Fri, May 8, 2015 6:41pm EDT by Chris Rogers 3 Comments
Courtesy of NYPD

So sad. A judge declared a mistrial in the trial of Pedro Hernandez, a deli worker who’s accused of killing Etan Patz, 6, and stuffing him in a box in NYC in 1979. The judge made his shocking decision after the jury said they were deadlocked.

After three weeks of deliberations, a judge declared a mistrial in the case against Pedro Hernandez, the man accused of killing 6-year-old Etan Patz and stuffing him in a box in 1979. The judge announced his decision, despite Pedro’s confession, after the jury said they were deadlocked for the third time — just one juror was unconvinced that Pedro is guilty.

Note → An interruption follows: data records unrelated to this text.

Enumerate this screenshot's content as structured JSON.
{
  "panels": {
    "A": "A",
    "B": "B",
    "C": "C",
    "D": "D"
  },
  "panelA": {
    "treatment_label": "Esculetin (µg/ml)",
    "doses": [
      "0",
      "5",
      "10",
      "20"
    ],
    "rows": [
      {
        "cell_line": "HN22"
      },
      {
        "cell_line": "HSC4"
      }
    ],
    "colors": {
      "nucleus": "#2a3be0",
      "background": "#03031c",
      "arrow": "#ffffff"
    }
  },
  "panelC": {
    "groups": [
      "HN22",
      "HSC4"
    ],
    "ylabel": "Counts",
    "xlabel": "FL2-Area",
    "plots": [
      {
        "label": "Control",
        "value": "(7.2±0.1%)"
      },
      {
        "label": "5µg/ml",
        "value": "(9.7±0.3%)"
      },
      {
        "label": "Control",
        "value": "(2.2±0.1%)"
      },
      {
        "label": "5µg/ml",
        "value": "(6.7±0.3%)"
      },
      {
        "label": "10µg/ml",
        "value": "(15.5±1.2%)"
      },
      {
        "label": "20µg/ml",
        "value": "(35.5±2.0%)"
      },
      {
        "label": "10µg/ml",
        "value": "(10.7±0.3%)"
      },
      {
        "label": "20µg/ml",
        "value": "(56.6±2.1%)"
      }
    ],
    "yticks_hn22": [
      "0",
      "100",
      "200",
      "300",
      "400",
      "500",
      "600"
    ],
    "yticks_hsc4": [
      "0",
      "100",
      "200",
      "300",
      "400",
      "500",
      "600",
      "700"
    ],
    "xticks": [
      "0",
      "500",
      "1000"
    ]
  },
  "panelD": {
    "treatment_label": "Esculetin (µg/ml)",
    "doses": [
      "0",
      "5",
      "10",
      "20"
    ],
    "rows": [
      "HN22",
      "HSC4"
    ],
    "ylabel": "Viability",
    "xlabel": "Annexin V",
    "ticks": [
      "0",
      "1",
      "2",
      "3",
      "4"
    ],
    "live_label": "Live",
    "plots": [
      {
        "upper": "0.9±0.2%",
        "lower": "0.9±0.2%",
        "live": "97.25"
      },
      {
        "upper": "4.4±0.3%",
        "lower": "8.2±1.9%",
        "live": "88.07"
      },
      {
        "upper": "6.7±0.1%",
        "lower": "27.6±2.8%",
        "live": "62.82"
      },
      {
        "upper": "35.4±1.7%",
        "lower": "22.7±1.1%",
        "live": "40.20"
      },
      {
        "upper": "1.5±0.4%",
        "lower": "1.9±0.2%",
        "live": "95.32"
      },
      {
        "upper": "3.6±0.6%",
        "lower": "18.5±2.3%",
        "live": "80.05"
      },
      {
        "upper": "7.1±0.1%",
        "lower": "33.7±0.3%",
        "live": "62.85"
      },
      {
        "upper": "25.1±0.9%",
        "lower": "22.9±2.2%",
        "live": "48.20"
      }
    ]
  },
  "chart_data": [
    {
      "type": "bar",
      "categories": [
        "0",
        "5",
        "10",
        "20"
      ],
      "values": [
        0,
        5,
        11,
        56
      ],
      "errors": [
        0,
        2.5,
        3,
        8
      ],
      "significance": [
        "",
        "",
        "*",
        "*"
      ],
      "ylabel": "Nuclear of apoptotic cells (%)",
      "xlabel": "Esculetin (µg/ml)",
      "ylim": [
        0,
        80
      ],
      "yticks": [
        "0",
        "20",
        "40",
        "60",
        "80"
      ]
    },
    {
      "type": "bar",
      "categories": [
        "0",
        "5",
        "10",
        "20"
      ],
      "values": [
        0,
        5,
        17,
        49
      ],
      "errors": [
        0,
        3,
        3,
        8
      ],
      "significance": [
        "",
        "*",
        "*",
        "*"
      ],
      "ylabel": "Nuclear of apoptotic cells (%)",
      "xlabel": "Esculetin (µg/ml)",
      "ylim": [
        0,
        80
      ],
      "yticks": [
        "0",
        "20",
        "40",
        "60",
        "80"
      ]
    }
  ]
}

Etan Patz Murder Trial: NYC Judge Declares Mistrial In 1979 Pedro Hernandez Case

Etan went missing in 1979 when he walked to the bus stop alone for the very first time, PEOPLE reports. For three decades, no one knew what happened to the adorable little boy. He was actually the first missing child to ever be featured on a milk carton.

In 2012, everything changed. Pedro, 54, who worked at a deli near the bus stop, allegedly confessed to murdering Etan, saying he strangled the 6-year-old, stuffed him in a box, and threw him in the trash. Despite the confession, Ethan’s body was never found.

Pedro’s attorney has tried dismissing the confession, saying his client hears voices and “cannot distinguish between what is real and what is not,” the news site claims.

This might be why one juror found it hard to believe that Pedro would commit such a crime. Because of his uncertainty, the judge declared a mistrial.

“I don’t want to get teary over this,” Etan’s father, Stan Patz, told reporters in Manhattan, following the mistrial announcement, according to Daily Mail. “Etan was a beautiful, outgoing, friendly, curious little kid. He would have made a great adult. That’s what got him killed — because he was willing to go with this a**hole down the stairs.”

Our thoughts go out to Etan’s family during this difficult time. We hope they find some sort of peace, despite the mistrial.